Reine Weiterleitungen dürfen das auch nicht sein  

Die Domain muss im DNS per A-Record auf die IP-Adresse deines Webspace-Anbieters zeigen. Wenn du mir die IP eben per eMail (Adresse siehe oben) schickst, richte ich eben eine Subdomain xyz.busoft.de ein und lasse sie per A-Record auf deine IP zeigen. Du kannst die Subdomain dann in Confixx eingetragen und wirst sehen, dass das funktioniert.

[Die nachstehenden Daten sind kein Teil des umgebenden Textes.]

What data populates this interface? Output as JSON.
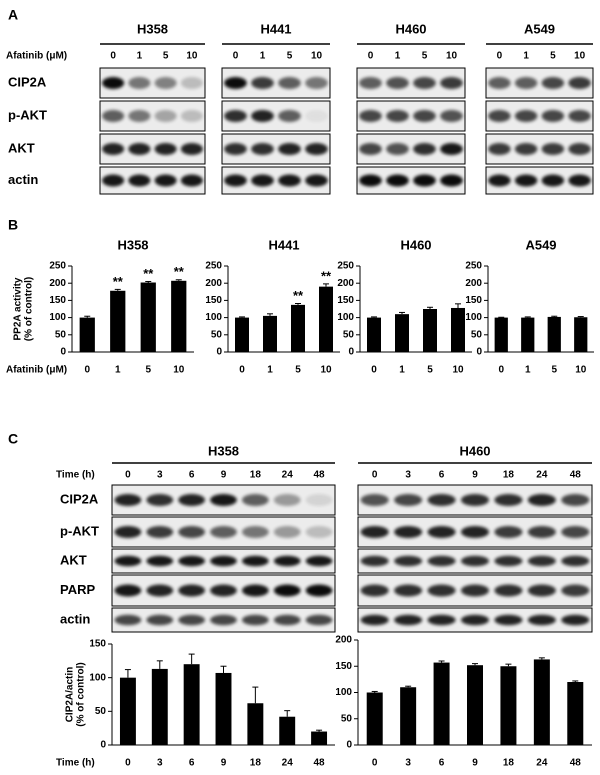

Genauso würde es dann auch bei normalen Domains (.de / .net / .org / .... usw.) laufen.


----------



## noe-Fighter (25. Juli 2004)

habs mal gesendet, schreib mir dann pls zurück wenn du es eingerichtet hast und gleich den namen der subdomain! pls


----------



## Arne Buchwald (25. Juli 2004)

Ich habe dir die Test-Subdomain eben eingerichtet (siehe eMail).


----------



## noe-Fighter (25. Juli 2004)

also habs eingetragen aber funtzt nicht...


----------



## Arne Buchwald (26. Juli 2004)

Kann ich nicht bestätigen; unter der dir mitgeteilten Subdomain erscheint bei mir:



> Hier entstehen die Internet-Seiten des Confixx Benutzers web162 auf t18.*zenziert*.de


----------



## noe-Fighter (26. Juli 2004)

oh sorry mein fehler, hat ne zeit lang gebracht (wie du in der mail geschrieben hast)! Aber danke, ich werd mir mal nen guten Domainnamen überlegen und schick ihn dir dann per E-Mail und danke für die hilfe!


----------